As well, the Stampede recognizes that contribution through giving back to the community, something not a lot of people understand. Stretch explained that about $330,000 was put back through direct support to various groups and employing partners to operate facilities during the week-long event with Ponoka receiving an estimated $10 million in economic activity during the Stampede.

For Stretch, the past two years as president was an exciting experience and he knows the board will continue to build upon what some regard as his legacy.

“Our attendance was up and it was great to see our sponsors stick with us in these lean times,” he said.

“It was nice to have some on the board thank me for being able to bring people together in order to make the event work and for making the association more visible. I very much appreciate that and hope that is part of the legacy I left behind.”

As for the future, Vold knows there are some proven good ideas out there the board will be following up on for all aspects of the event. It’s his hope to check those out and revamp some segments in order to make improvements, while never forgetting the heritage and tradition of the Stampede.

Emergency planning

Following the tornado scare this past year, the Stampede is in discussions with the town on strengthening its emergency management plan.

Vold stated they do have one in place, but that it was found there is a need to address some issues that were raised and that they are moving ahead on developing a new plan in conjunction with the town. He also said they are researching ideas from rodeos in the United States to see how to better address issues surrounding campers and livestock in an emergency.

Finances healthy

Despite the difficult economy, the financial status of the Stampede remains fairly strong as Gord Parker from Roland, Parker and Associates presented the audited financial statements to the board.

While this year the event attracted a record number of fans, revenue from the Stampede including ticket sales, sponsorships, tarp auction, posters and other items was down around $42,000 over last year, to $2.228 million while food and beverage sales at $508,000 was also down by close to $50,000. The new PBR event brought in almost $169,000, a jump of $60,000 from the Jace Harty Memorial held in 2015, but gaming and facilities rental revenue was lower with gaming bringing about $469,000 (a drop of $12,000) and rentals at $189,000 (down $21,000).

On the expense side, direct cost to run the Stampede such as prize money and costs for the poster and auction increased by $44,000 to $1.468 million. Also up were the costs for the newest event, the PBR, which saw close to $147,000 spent as compared to just $68,000 last year on the Jace Harty Memorial, as well as what was spent on food and beverages coming in nearly $7,000 more at about $226,000.

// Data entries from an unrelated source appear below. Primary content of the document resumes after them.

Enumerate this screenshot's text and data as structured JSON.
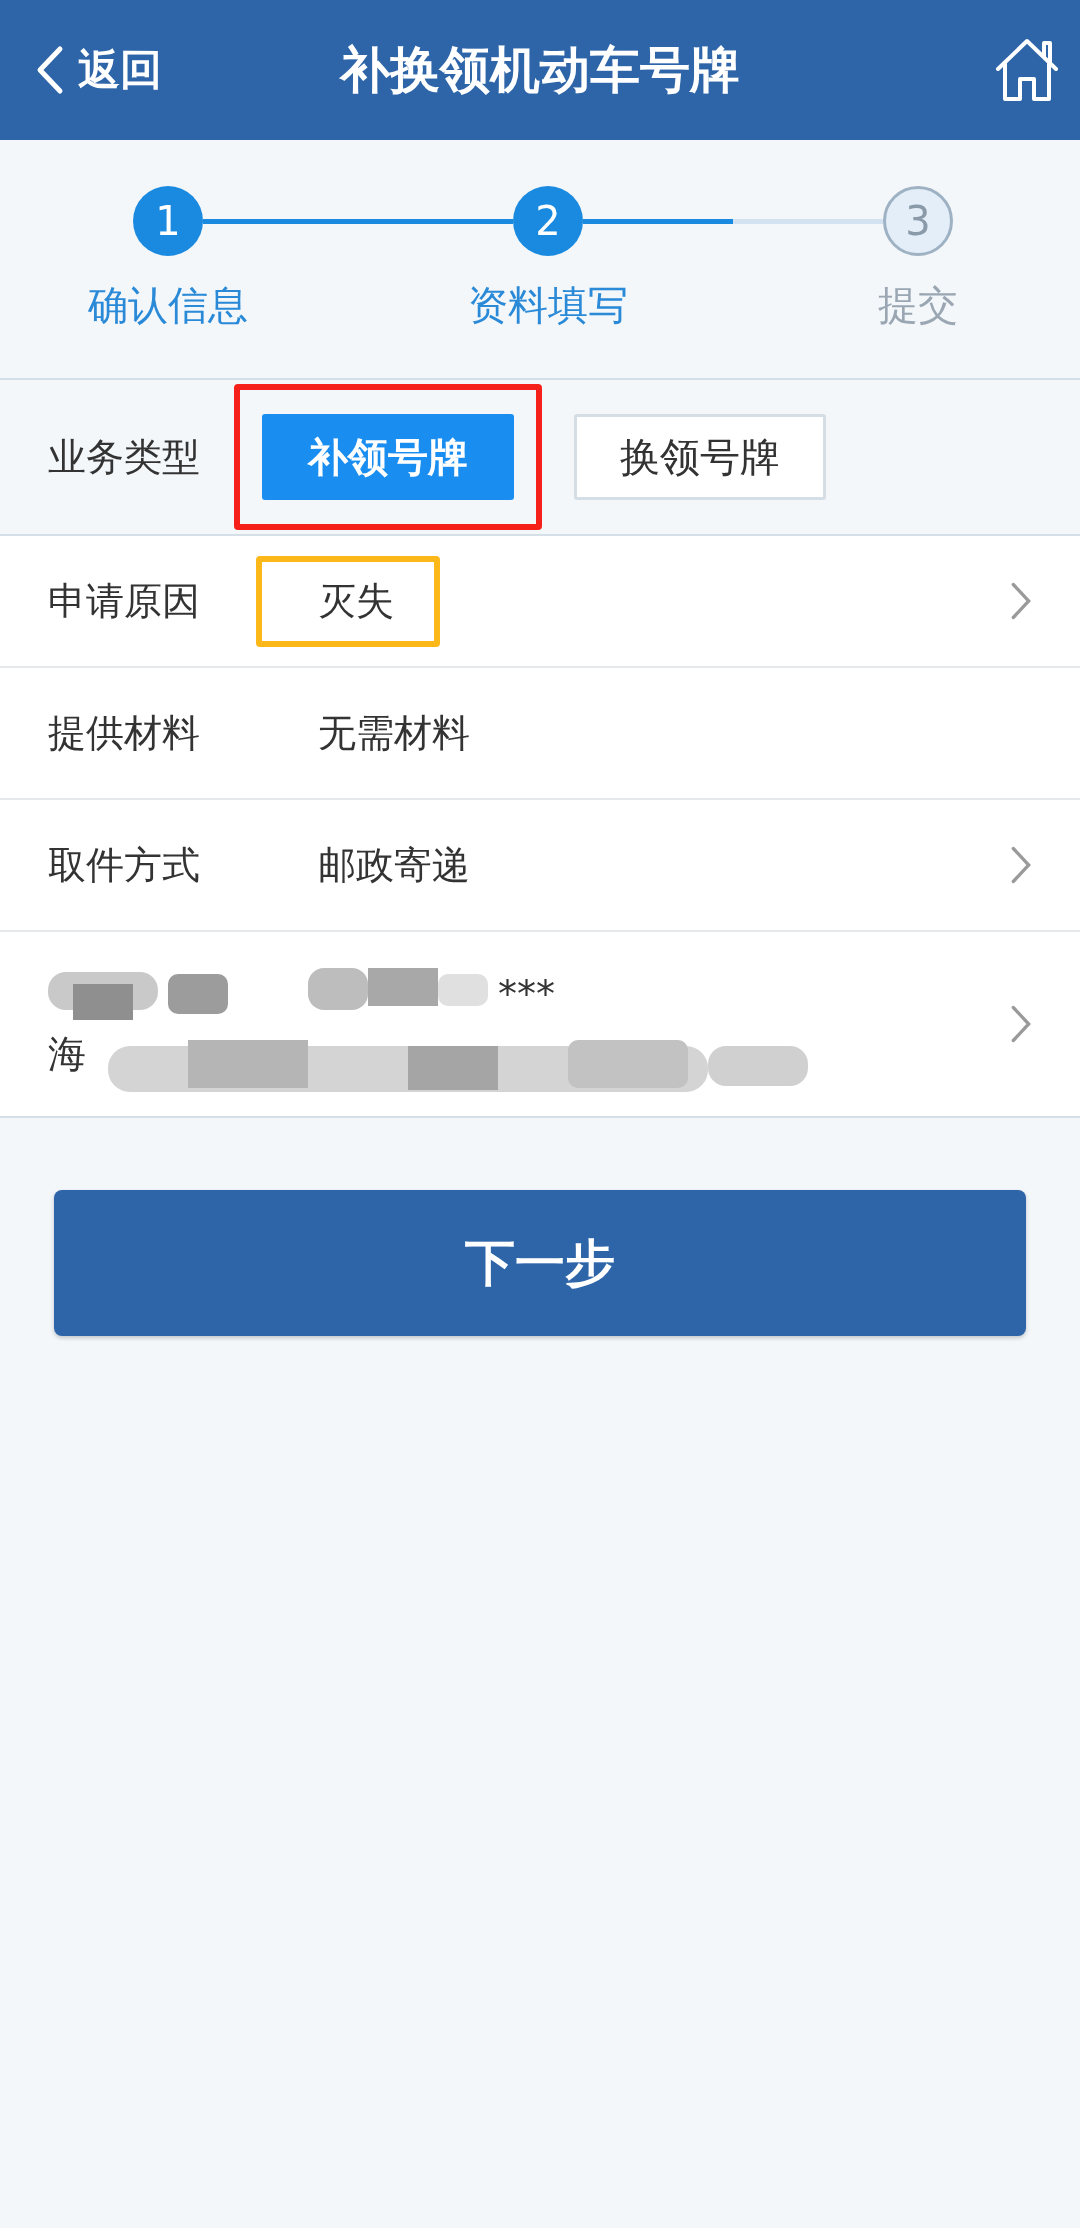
{
  "header": {
    "back_label": "返回",
    "title": "补换领机动车号牌"
  },
  "steps": {
    "connectors": [
      {
        "level": 1
      },
      {
        "level": 0.5
      }
    ],
    "items": [
      {
        "number": "1",
        "label": "确认信息",
        "kind": "done"
      },
      {
        "number": "2",
        "label": "资料填写",
        "kind": "current"
      },
      {
        "number": "3",
        "label": "提交",
        "kind": "todo"
      }
    ]
  },
  "business_type": {
    "label": "业务类型",
    "options": [
      {
        "label": "补领号牌",
        "selected": true,
        "highlighted": true
      },
      {
        "label": "换领号牌",
        "selected": false,
        "highlighted": false
      }
    ]
  },
  "rows": [
    {
      "label": "申请原因",
      "value": "灭失",
      "chevron": true,
      "highlighted": true
    },
    {
      "label": "提供材料",
      "value": "无需材料",
      "chevron": false,
      "highlighted": false
    },
    {
      "label": "取件方式",
      "value": "邮政寄递",
      "chevron": true,
      "highlighted": false
    }
  ],
  "address": {
    "phone_visible": "***",
    "address_visible": "海",
    "chevron": true
  },
  "next_button": "下一步"
}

Where the Stampede managed to save money was slashing the gaming costs nearly in half, spending just $130,000 compared to the $225,000 in 2015. Overall though, spending was down in 2016 by $108,000 and that managed to get the Stampede into the black by $10,000 a drop of more than $50,000 from the year before.

Directors

There were a few changes to the board directors:

New directors: Rick Cline, Tyler Fessler and Brad Raugust, three-year terms

Directors: Jason Cline, Greg Gordon, Gary Harbin and Dale Olsen. President Blair Vold, vice-president Bruce Harbin and past president Mike Stretch.